The Mississippi Department of Education (MDE) released a response to the PEER Committee report on the accountability standards for the system that evaluates school and district performance, including the qualifications of the MDE Technical Advisory Committee.
“The PEER Committee report misled the public on the reliability and validity of MDE’s accountability model, and I want to reassure parents and communities that the agency involved Mississippi school and district leaders as well as national assessment and accountability experts in the development of this system. The recommendations in the PEER report are based on opinion and not scientific research or best practice,” said Dr. Carey Wright, state superintendent of education.
As required by state law, the MDE incorporated both state and federal requirements into one coherent model to measure school performance.

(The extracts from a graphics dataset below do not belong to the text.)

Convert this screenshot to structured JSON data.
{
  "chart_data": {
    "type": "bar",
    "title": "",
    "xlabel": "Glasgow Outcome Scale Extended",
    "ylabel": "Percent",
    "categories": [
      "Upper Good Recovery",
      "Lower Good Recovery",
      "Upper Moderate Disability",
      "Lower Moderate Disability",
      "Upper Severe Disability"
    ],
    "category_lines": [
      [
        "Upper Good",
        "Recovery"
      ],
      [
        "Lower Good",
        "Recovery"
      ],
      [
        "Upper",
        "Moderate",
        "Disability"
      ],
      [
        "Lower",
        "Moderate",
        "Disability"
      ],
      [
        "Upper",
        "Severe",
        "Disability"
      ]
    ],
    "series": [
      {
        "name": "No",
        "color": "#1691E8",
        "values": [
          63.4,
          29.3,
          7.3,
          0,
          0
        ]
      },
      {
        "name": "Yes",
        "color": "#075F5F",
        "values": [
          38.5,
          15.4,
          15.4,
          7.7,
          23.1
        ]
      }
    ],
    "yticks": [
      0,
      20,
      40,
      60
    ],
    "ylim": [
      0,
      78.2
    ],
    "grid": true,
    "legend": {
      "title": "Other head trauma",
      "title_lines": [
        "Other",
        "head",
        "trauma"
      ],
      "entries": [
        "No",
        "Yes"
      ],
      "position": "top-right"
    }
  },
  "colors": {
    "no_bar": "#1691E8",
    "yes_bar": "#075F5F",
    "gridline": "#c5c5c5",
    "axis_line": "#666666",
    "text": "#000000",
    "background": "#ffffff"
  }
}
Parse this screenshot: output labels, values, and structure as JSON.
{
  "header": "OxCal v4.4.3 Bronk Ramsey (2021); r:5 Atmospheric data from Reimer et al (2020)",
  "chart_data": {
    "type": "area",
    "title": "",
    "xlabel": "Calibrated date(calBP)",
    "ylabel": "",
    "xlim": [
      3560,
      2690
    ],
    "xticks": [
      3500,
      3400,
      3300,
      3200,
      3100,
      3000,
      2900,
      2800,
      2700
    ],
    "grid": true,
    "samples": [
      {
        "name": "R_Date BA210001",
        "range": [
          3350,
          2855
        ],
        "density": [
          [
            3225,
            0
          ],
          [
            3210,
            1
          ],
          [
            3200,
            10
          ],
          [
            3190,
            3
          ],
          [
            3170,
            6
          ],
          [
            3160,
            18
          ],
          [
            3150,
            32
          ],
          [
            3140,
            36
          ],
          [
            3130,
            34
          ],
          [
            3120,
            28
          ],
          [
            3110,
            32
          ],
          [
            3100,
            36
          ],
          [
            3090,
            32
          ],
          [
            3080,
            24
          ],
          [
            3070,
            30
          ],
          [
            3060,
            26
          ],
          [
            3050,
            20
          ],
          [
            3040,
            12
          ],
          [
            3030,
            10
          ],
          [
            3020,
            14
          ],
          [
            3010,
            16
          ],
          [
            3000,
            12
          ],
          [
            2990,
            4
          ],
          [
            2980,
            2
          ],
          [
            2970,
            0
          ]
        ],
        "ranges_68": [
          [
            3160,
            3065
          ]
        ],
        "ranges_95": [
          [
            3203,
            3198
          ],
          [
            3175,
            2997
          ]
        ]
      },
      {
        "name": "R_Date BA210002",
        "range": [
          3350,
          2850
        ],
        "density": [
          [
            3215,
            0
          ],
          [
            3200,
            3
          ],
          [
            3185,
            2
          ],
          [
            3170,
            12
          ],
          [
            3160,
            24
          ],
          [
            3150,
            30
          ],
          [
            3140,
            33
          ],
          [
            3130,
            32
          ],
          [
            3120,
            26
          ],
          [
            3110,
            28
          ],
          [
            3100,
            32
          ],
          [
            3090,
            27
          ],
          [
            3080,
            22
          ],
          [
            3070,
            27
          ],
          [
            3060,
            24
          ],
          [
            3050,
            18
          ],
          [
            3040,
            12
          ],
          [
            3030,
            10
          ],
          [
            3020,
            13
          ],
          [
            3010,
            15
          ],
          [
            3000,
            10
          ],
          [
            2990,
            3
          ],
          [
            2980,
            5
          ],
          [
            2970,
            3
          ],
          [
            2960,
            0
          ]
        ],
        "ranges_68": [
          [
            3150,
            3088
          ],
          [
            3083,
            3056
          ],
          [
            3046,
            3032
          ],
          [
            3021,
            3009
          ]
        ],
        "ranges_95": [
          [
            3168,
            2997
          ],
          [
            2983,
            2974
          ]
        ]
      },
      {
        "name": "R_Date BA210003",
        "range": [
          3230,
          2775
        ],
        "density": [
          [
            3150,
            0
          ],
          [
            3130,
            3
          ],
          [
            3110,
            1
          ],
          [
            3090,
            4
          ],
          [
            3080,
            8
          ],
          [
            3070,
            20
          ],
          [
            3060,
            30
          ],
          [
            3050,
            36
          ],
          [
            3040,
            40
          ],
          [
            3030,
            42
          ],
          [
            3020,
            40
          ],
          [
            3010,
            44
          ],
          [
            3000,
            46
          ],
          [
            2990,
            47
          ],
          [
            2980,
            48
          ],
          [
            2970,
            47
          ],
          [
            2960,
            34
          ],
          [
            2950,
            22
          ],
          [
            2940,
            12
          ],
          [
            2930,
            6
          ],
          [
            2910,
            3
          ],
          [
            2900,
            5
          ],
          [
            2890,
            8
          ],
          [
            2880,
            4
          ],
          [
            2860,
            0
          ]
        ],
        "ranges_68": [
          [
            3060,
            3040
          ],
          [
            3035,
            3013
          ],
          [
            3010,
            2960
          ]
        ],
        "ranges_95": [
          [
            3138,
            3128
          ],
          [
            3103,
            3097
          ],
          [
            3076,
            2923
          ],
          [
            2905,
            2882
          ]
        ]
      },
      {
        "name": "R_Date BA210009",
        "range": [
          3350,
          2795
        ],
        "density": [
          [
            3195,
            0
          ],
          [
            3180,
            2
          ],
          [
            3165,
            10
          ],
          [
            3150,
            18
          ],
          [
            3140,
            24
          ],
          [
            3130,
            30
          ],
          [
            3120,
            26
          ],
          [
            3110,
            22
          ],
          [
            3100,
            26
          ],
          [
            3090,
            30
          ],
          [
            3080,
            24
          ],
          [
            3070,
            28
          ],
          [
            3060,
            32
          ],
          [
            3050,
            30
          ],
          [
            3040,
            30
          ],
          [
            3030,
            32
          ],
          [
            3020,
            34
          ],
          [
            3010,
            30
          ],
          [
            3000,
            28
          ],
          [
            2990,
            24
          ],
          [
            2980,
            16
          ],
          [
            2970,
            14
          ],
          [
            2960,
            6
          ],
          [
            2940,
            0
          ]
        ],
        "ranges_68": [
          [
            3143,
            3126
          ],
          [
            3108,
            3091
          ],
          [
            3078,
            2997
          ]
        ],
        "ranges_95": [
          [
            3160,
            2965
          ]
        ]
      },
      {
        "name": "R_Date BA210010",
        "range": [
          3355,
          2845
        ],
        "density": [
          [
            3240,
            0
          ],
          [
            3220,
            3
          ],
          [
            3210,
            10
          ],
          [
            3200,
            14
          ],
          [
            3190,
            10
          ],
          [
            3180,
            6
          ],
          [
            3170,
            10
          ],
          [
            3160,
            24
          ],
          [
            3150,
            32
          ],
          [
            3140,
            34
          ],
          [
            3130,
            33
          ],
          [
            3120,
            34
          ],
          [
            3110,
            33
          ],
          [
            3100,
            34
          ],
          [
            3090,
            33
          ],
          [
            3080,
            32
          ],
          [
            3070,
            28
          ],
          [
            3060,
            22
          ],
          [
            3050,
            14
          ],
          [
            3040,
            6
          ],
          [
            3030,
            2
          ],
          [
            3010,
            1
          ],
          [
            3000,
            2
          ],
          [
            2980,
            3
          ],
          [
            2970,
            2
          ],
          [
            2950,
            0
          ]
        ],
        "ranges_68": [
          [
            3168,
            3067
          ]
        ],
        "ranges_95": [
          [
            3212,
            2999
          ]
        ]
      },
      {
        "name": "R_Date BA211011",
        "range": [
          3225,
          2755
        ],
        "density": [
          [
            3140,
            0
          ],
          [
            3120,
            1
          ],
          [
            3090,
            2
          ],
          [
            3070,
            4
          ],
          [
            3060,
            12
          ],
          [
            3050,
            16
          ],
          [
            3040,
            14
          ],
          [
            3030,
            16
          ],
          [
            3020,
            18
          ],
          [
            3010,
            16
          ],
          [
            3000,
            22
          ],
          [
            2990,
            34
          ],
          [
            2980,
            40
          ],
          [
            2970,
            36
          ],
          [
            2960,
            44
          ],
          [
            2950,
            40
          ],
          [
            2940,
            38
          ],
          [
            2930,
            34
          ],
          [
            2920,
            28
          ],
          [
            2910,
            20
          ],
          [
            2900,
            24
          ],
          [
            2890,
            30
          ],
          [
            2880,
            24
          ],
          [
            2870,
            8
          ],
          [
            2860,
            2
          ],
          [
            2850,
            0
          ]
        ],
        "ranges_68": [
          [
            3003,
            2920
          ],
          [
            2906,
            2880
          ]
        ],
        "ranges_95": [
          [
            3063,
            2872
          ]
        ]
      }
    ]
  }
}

This process included an Accountability Task Force of school administrators, district superintendents, legislators and an external review team.
Richard Morrison, vice-chairman of the Mississippi Board of Education, served on the Accountability Task Force. He said the task force’s decisions were based on a statistical process through many meetings of professional educators and subject-matter experts to meet federal requirements and state requirements.
“We studied the information for over a year to determine our accountability process. MDE followed the process as demanded and required by the Legislature. To question the integrity of our system is offensive to all that participated in the process,” Morrison said.
Senate Education Chairman Gray Tollison of Oxford said he is satisfied with the state’s system that holds schools and districts accountable for student success.
“I played an integral part in the development of the accountability system, and I participated in the Accountability Task Force meetings and witnessed the deliberate and thoughtful process. I have full confidence that this accountability system is serving students, teachers and communities well, just as the Legislature intended,” he said.
The PEER report includes several references to growth calculations and how they are used in the accountability system. Dr. J.P. Beaudoin, MDE chief research and development officer, said accountability systems must have multiple indicators of student performance in order to be valid.
“Test scores alone don’t provide a complete picture of how well schools are serving students. For example, for a school to earn an A rating, students will be scoring proficient or above, students at all levels will be improving and students will be graduating on time. When all of those arrows are pointing up, you can be confident the school is performing well,” he said.
The MDE, as well as most state education departments, has a Technical Advisory Committee (TAC) for Assessment and Accountability, and the TAC vetted Mississippi’s accountability system. Members are:
- Dr. Chris Domaleski, senior associate with the National Center for the Improvement of Educational Assessment Inc.;
- Dr. Chad Buckendahl, senior psychometrician and director of strategic partnerships at Alpine Testing Solutions;
- Dr. George Englehard, professor of educational psychology at the University of Georgia;
- Dr. Gerunda Hughes, director of the Office of Institutional Assessment at Howard University;
- Mr. Robert Lee, chief analyst at the Massachusetts Department of Elementary and Secondary Education
- Dr. Christy Hovanetz, senior policy fellow at the Foundation for Excellence in Education, served on the MDE Technical Review Team for the state’s accountability system.
She said, “Mississippi has made a strong commitment through its robust A-F school accountability system to ensure the lowest performing students are receiving the focused attention they need to improve learning and results. With this dedicated focus, Mississippi’s students have every opportunity to reach their God-given potential.”